We want to share with you the summary i made for my self.
The financial dimension of barriers in the ESCO Business model.
Universal Barriers to MUSH , Commercial and Industrial sectors.
High upfront capital cost.
Uncertainty of savings and perceptions of risk. A matter of confidence and reliability
Budgets do not prioritize energy efficiency: Maximizing energy efficiency is not generally part of the core mission statement of an institution.
Lack of secondary markets.
Municipalities, Universities, Schools, and Hospitals (MUSH) Barriers
Policies that fail to incentivize investments.
Limited capacity and staff resources to pursue energy efficiency.
Commercial Property and Industrial Facility Barriers
High development costs. Protection from risk requires higher overall development costs that in MUSH sector.
Long payback periods vs. corporate focus on short-term profits.
Mortgage lender limitations on external financing of equipment and systems because are considered part of the assets securing the original mortgage.

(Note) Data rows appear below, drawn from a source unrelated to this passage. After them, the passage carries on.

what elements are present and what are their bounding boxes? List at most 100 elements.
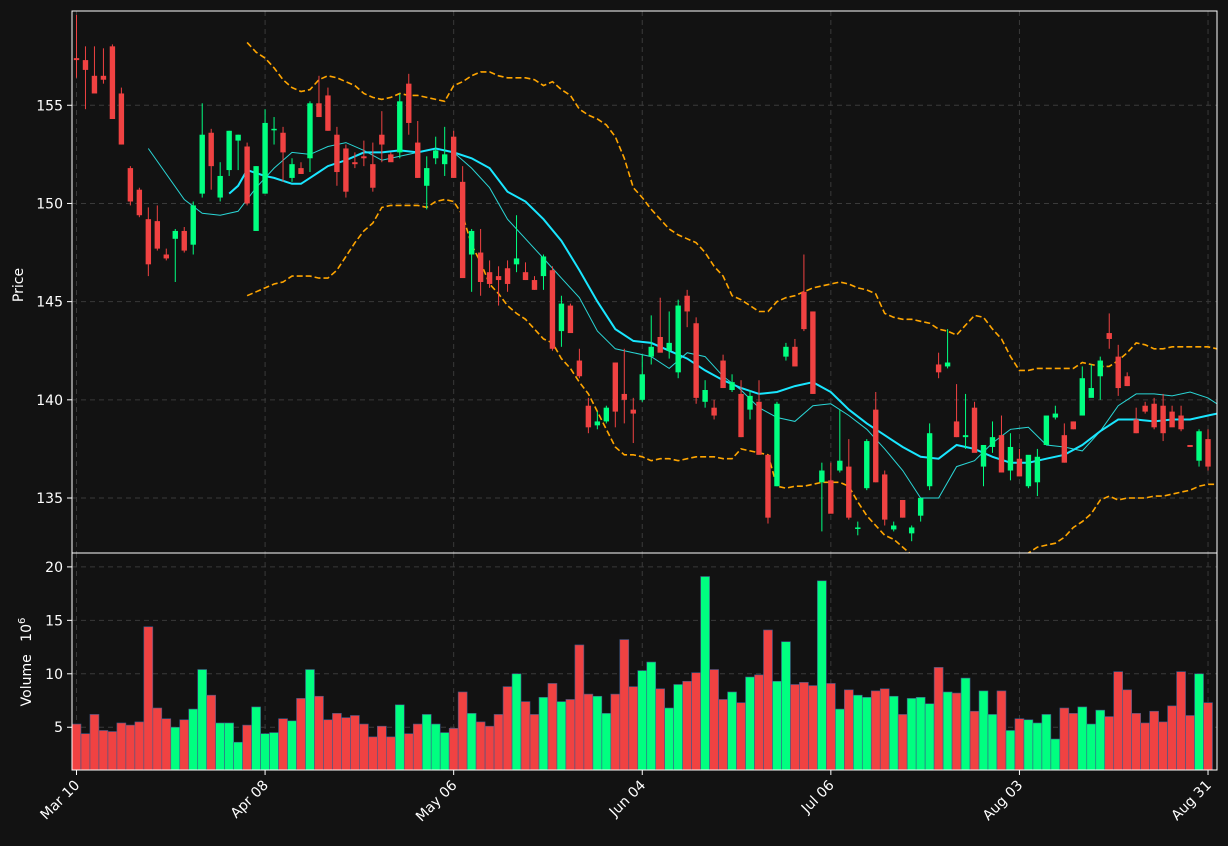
volume-bar xyxy=(754,674,764,771)
candle-body xyxy=(513,258,520,265)
candle-body xyxy=(1016,458,1023,477)
candle xyxy=(1088,364,1094,398)
volume-bar xyxy=(951,692,962,771)
candle-body xyxy=(100,75,107,80)
volume-bar xyxy=(1158,721,1168,771)
volume-bar xyxy=(1203,702,1213,771)
candle xyxy=(1133,407,1139,434)
price-tick-label: 155 xyxy=(36,98,63,114)
candle-body xyxy=(424,168,430,186)
candle-body xyxy=(334,134,340,173)
candle-body xyxy=(1106,333,1112,339)
volume-bar xyxy=(1149,710,1159,771)
candle-body xyxy=(756,401,762,455)
candle-body xyxy=(594,421,601,426)
candle-body xyxy=(280,132,286,153)
candle xyxy=(962,393,969,449)
candle-body xyxy=(810,311,816,394)
candle-body xyxy=(1169,411,1175,428)
candle-body xyxy=(244,146,250,204)
candle xyxy=(1205,429,1211,471)
candle xyxy=(1034,448,1041,497)
volume-bar xyxy=(1014,718,1025,771)
volume-bar xyxy=(502,686,513,771)
candle xyxy=(244,142,250,206)
candle-body xyxy=(630,409,636,414)
candle xyxy=(908,525,915,542)
volume-bar xyxy=(691,672,701,771)
volume-bar xyxy=(628,686,639,771)
candle-body xyxy=(154,221,161,249)
candle xyxy=(801,254,807,332)
volume-bar xyxy=(835,708,845,771)
candle-body xyxy=(199,134,205,194)
candle xyxy=(666,311,672,359)
bollinger-upper-line xyxy=(246,41,1217,372)
volume-bar xyxy=(1167,705,1177,771)
candle-body xyxy=(253,166,259,231)
candle-body xyxy=(891,525,897,530)
volume-bar xyxy=(870,690,881,771)
volume-bar xyxy=(727,691,737,771)
candle xyxy=(208,128,214,190)
volume-bar xyxy=(98,730,109,771)
volume-axis-label-unit: 10 xyxy=(19,624,35,642)
volume-bar xyxy=(260,733,270,771)
volume-bar xyxy=(1077,706,1088,771)
volume-bar xyxy=(565,699,576,771)
candle xyxy=(1025,454,1032,489)
volume-bar xyxy=(915,697,926,771)
volume-bar xyxy=(888,695,899,771)
candle xyxy=(334,126,340,186)
candle xyxy=(459,166,466,279)
candle-body xyxy=(235,134,241,141)
candle xyxy=(783,342,789,361)
volume-bar xyxy=(493,714,504,771)
volume-bar xyxy=(125,724,136,771)
candle xyxy=(325,87,331,131)
candle-body xyxy=(935,364,942,373)
volume-bar xyxy=(664,707,674,771)
candle xyxy=(1124,372,1130,387)
volume-bar xyxy=(682,680,692,771)
volume-bar xyxy=(763,629,773,771)
candle xyxy=(388,152,394,163)
candle xyxy=(424,156,430,210)
volume-bar xyxy=(1023,719,1034,771)
candle xyxy=(1052,405,1059,420)
candle-body xyxy=(307,103,313,159)
candle-body xyxy=(774,403,780,487)
candle xyxy=(738,380,744,438)
candle xyxy=(522,262,529,281)
volume-axis-label: Volume 106 xyxy=(17,618,35,707)
candle-body xyxy=(926,433,933,487)
candle-body xyxy=(783,346,789,357)
candle xyxy=(127,166,134,206)
candle xyxy=(917,498,924,522)
volume-bar xyxy=(745,676,755,771)
candle xyxy=(513,215,520,273)
price-tick-label: 140 xyxy=(36,393,63,409)
candle xyxy=(1142,401,1148,414)
candle-body xyxy=(298,168,304,174)
candle xyxy=(280,126,286,182)
candle-body xyxy=(468,230,475,255)
volume-bar xyxy=(709,669,719,771)
candle-body xyxy=(612,362,619,412)
volume-bar xyxy=(475,721,486,771)
candle-body xyxy=(971,407,978,453)
candle-body xyxy=(747,395,753,410)
volume-axis-ticks: 5 10 15 20 xyxy=(45,560,72,736)
volume-bar xyxy=(1059,707,1070,771)
volume-tick-label: 5 xyxy=(54,720,63,736)
candle xyxy=(702,380,708,408)
volume-bar xyxy=(161,718,172,771)
candle-body xyxy=(109,46,116,120)
candle-body xyxy=(82,60,89,70)
candle-body xyxy=(855,527,861,529)
candle xyxy=(882,470,888,526)
candle xyxy=(316,75,322,118)
candle-body xyxy=(1178,415,1184,430)
volume-bar xyxy=(583,693,594,771)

Limited external financing products available.
Landlord and tenant split incentives problem. The landlord has to pay the buildings´ efficiency upgrading. The tenant is responsible for paying the energy bill.
It makes obvious that the enlargement of real ESCO market has to do with the development of new contracting models tailor made around the needs of each customer. New contracts have to offer specific solutions to specific financial and risk perception problems.